As with most policy announcements, however, there is devil in the detail. Not all of the state's 68,900 houses will be for sale. Excluded are homes on land subject to Treaty of Waitangi claims or leased from other owners; those not on a single title; and those the Government deems "strategically important".
Almost 3000 of the 5500 tenants paying a market rent for their taxpayer-owned properties are likely to be eligible to buy them if they want to. The remaining 2000-odd properties are not for sale because of the exclusions. Nonetheless, this latest initiative will help to make home ownership possible for some who might never have expected it. The international recession and concomitant fall in property sale prices are helping, too, of course.
Labour is naturally unimpressed. Housing spokeswoman Moana Mackey fears that new state houses built with the proceeds of the sale of existings ones will become ghettos on city boundaries, because only there will land be cheap.
Although Housing Minister Phil Heatley says he plans to "pepper pot" new homes something Labour has always believed in critics might need reminding that first-time homeowners must often start this chapter in their lives in locations that are not as desirable as their parents might be enjoying later in life, or as inner-city rental property.

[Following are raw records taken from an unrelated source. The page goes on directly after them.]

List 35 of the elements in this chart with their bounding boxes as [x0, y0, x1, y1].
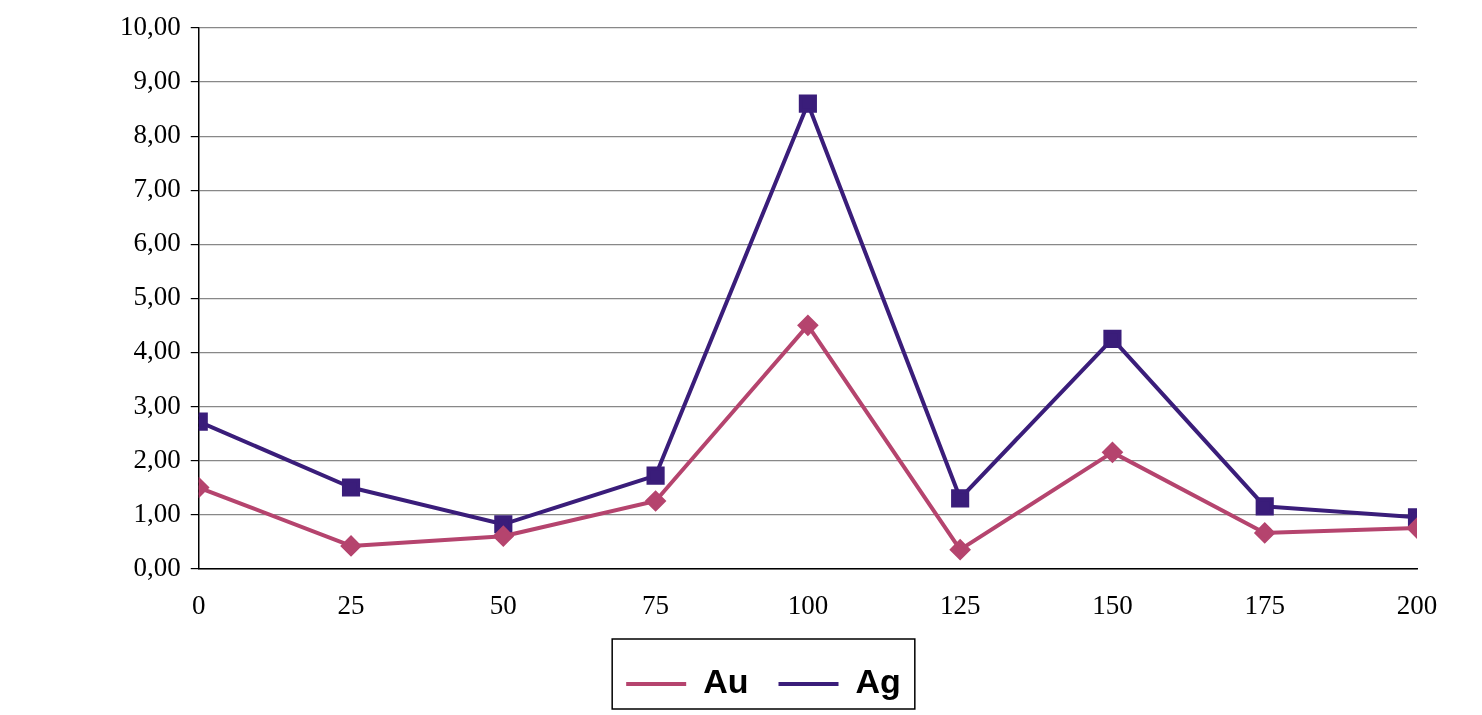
- point: [950, 539, 971, 560]
- x-tick-label: 125: [939, 589, 981, 620]
- point: [646, 466, 665, 485]
- x-tick-label: 50: [489, 589, 517, 620]
- y-tick-label: 1,00: [133, 497, 181, 528]
- point: [341, 478, 361, 497]
- point: [1255, 497, 1274, 516]
- point: [493, 526, 514, 547]
- y-tick-label: 4,00: [133, 335, 181, 366]
- legend-label: Au: [703, 662, 749, 701]
- x-tick-label: 25: [337, 589, 365, 620]
- legend-label: Ag: [855, 662, 901, 701]
- point: [341, 535, 362, 556]
- y-tick-label: 7,00: [133, 173, 181, 204]
- point: [645, 491, 666, 512]
- point: [1102, 442, 1123, 463]
- x-tick-label: 100: [787, 589, 829, 620]
- point: [798, 94, 817, 113]
- y-tick-label: 5,00: [133, 281, 181, 312]
- point: [1103, 329, 1122, 348]
- x-tick-label: 175: [1244, 589, 1285, 620]
- y-tick-label: 10,00: [120, 11, 181, 42]
- x-tick-label: 200: [1396, 589, 1438, 620]
- y-tick-label: 2,00: [133, 443, 181, 474]
- y-tick-label: 9,00: [133, 65, 181, 96]
- y-tick-label: 3,00: [133, 389, 181, 420]
- y-tick-label: 0,00: [133, 551, 181, 582]
- y-tick-label: 8,00: [133, 119, 181, 150]
- point: [951, 489, 970, 508]
- point: [1254, 522, 1275, 543]
- y-tick-label: 6,00: [133, 227, 181, 258]
- x-tick-label: 0: [192, 589, 206, 620]
- point: [797, 315, 818, 336]
- x-tick-label: 150: [1092, 589, 1133, 620]
- x-tick-label: 75: [642, 589, 670, 620]
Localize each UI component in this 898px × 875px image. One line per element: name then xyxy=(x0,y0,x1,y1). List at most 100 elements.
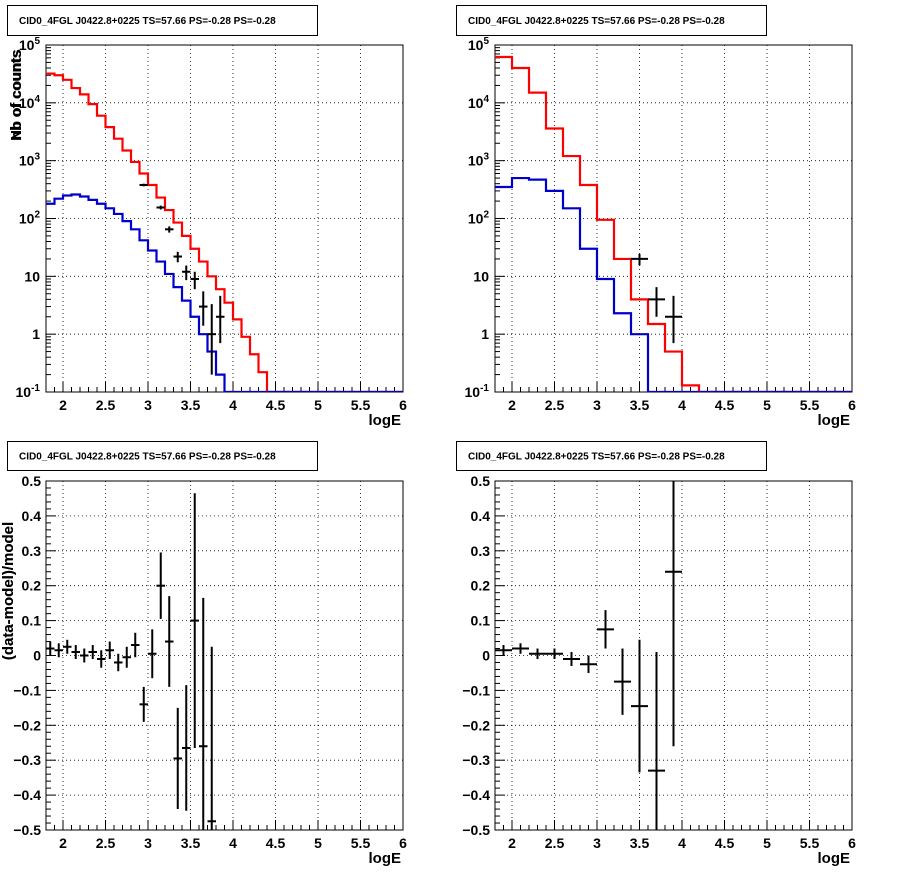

Forgoing those advantages to own one's home - and this community places a premium on home ownership - is a consideration they must weigh in the balance.
But perhaps the most notable aspect of this policy is its stark difference from that which the last National administration implemented. Then, state houses were sold to tenants and not replaced, and Housing Corporation mortgages were on-sold to financial institutions. The state plainly wanted to get out of housing.
The motivation this time seems different. The Government of Prime Minister John Key, who began his life in a Christchurch state house, seems to be saying that state involvement must be a hand-up only to home ownership, and that those who can afford to move on should do so. It is to be hoped they take the hint.